Motlanthe: Progress, like everything else in life, is a working out of opposites. You get to what is the closest approximation of the correct position. Once you have had diverse views and opinions and have considered them, that’s how you get to that approximation, and that will then represent the correct step in whatever direction you are advancing, because it is a synthesis of those diverse views. Monopoly of whatever kind, even in the realm of ideas, leads to stagnation, so diversity itself is a necessary condition for progress. Motion is a working out of opposites.
BRLP: That’s a very interesting view. Sometimes we see opposites as threats – you’re saying that doesn’t make sense?
Motlanthe: It makes no sense at all because monopoly leads to stagnation – there’s no motion – no forward movement at all.

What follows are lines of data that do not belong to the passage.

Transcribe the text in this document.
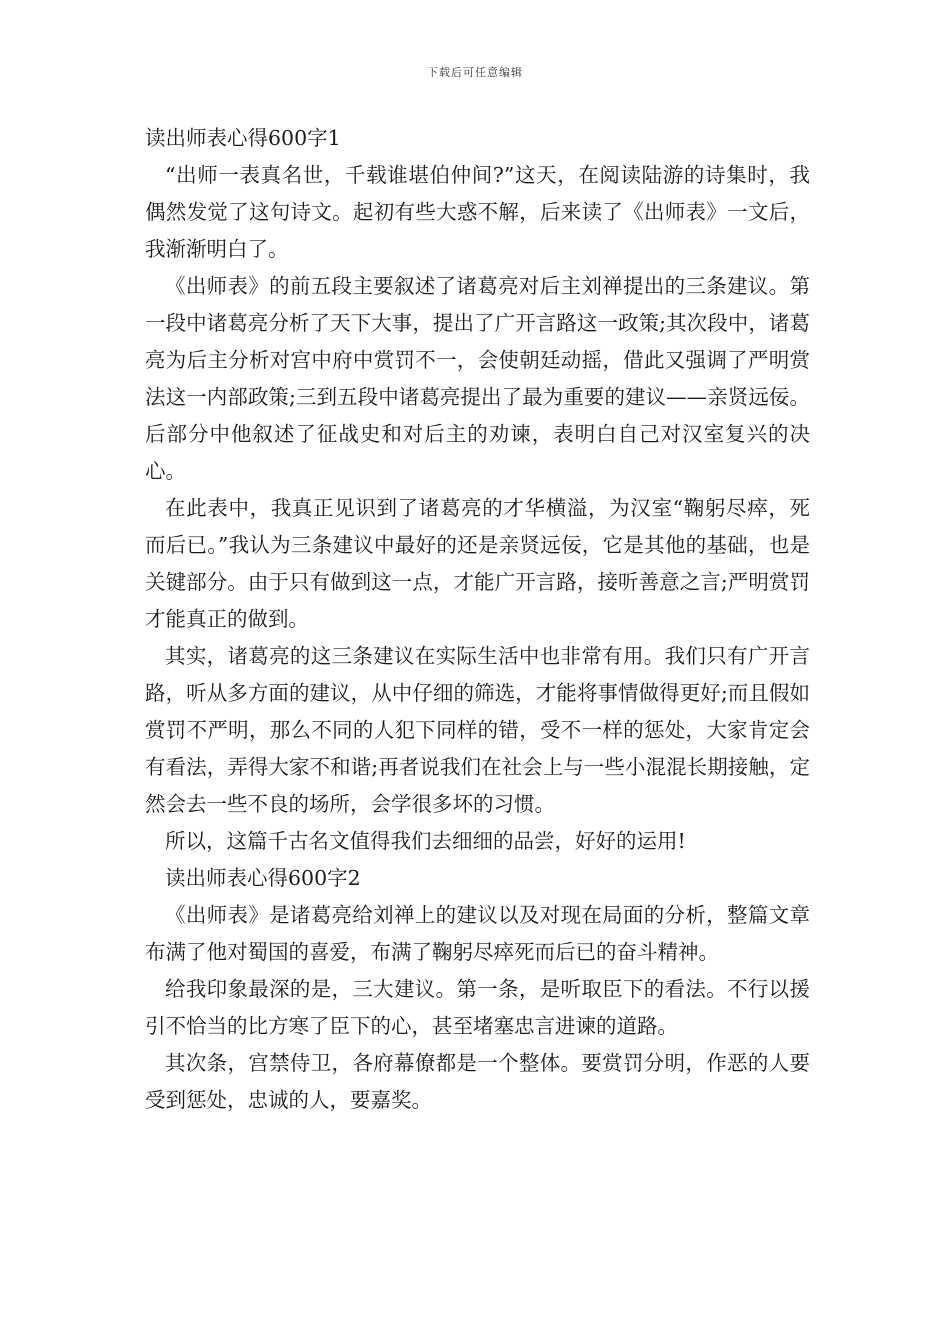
下载后可任意编辑
读出师表心得600字1

“出师一表真名世，千载谁堪伯仲间?”这天，在阅读陆游的诗集时，我偶然发觉了这句诗文。起初有些大惑不解，后来读了《出师表》一文后，我渐渐明白了。

《出师表》的前五段主要叙述了诸葛亮对后主刘禅提出的三条建议。第一段中诸葛亮分析了天下大事，提出了广开言路这一政策;其次段中，诸葛亮为后主分析对宫中府中赏罚不一，会使朝廷动摇，借此又强调了严明赏法这一内部政策;三到五段中诸葛亮提出了最为重要的建议——亲贤远佞。后部分中他叙述了征战史和对后主的劝谏，表明白自己对汉室复兴的决心。

在此表中，我真正见识到了诸葛亮的才华横溢，为汉室“鞠躬尽瘁，死而后已。”我认为三条建议中最好的还是亲贤远佞，它是其他的基础，也是关键部分。由于只有做到这一点，才能广开言路，接听善意之言;严明赏罚才能真正的做到。

其实，诸葛亮的这三条建议在实际生活中也非常有用。我们只有广开言路，听从多方面的建议，从中仔细的筛选，才能将事情做得更好;而且假如赏罚不严明，那么不同的人犯下同样的错，受不一样的惩处，大家肯定会有看法，弄得大家不和谐;再者说我们在社会上与一些小混混长期接触，定然会去一些不良的场所，会学很多坏的习惯。

所以，这篇千古名文值得我们去细细的品尝，好好的运用!

读出师表心得600字2

《出师表》是诸葛亮给刘禅上的建议以及对现在局面的分析，整篇文章布满了他对蜀国的喜爱，布满了鞠躬尽瘁死而后已的奋斗精神。

给我印象最深的是，三大建议。第一条，是听取臣下的看法。不行以援引不恰当的比方寒了臣下的心，甚至堵塞忠言进谏的道路。

其次条，宫禁侍卫，各府幕僚都是一个整体。要赏罚分明，作恶的人要受到惩处，忠诚的人，要嘉奖。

BRLP: So if you want to be a leader in SA, you’ve got to have that view to be successful?
Motlanthe: I believe that, yes. The SA nation evolved over time – it’s an amalgam of people who came from different parts of the world. When we were hosting the FIFA World Cup in 2010, virtually all the teams who came to play here could find SA nationals who are descendants of those nations, those teams, so each one of them had a support base. To me that’s a reflection of who we are – we’re South Africans but we are the end product of continuous movement, and that is why it doesn’t make sense when people talk about xenophobia – people have always been coming here, over centuries. I’m always fascinated by the fact that there are many SA Afrikaners, for example, with French and German surnames who think those are Afrikaner surnames and have no idea – a surname like Le Roux is a French surname and they have no idea. Our very history should convey this reality to us – if we know where we come from it makes it easier for us to know who we are today.

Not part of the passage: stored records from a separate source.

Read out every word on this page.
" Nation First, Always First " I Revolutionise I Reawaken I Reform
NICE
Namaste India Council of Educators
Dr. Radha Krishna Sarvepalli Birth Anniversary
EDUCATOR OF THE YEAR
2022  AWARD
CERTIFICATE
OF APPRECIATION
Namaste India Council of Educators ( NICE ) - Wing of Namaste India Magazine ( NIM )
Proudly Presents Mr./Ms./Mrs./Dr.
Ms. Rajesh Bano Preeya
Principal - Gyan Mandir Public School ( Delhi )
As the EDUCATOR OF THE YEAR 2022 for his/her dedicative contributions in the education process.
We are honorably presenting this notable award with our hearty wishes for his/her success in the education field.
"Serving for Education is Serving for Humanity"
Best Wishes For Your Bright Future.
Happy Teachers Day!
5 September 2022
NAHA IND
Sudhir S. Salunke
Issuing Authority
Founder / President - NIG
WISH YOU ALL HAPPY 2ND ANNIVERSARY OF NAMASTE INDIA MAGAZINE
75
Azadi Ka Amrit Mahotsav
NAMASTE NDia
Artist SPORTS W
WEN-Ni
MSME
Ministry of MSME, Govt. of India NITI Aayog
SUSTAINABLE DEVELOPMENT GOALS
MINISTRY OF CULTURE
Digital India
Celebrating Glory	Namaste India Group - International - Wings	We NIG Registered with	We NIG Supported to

BRLP: Your views and comments on what Dr Reuel Khoza said recently about political leadership challenges? Many people reacted very emotionally.
Motlanthe: I recall he said similar things in 2007. And it never elicited the same kind of excitement. What bothers me about the response to him is that even in terms of just ANC approaches, it was out of sync. The ANC in 1994 came out with a small booklet – “How to join the ANC”. In the introduction it said something to the effect that now the ANC has an opportunity to articulate its policies and publicize them so that the South African general public is afforded the opportunity to take informed decisions on whether to support, join or oppose the ANC. So as an ANC member I must accept there will be those who oppose the ANC and they are perfectly within their rights to do so. There will be those who support the ANC who would have no obligations that are imposed on members – they reserve the right to differ with the ANC on certain issues. People are never agreed on all matters. When Dr Khoza as Chairperson of Nedbank in the Annual Report draws attention to the fact that there is a leadership problem surely that shouldn’t be taken as an offense? No. As I said at the beginning you need to hear the views and dreams of all kinds of people – that’s how you know if you’re on the right track or not.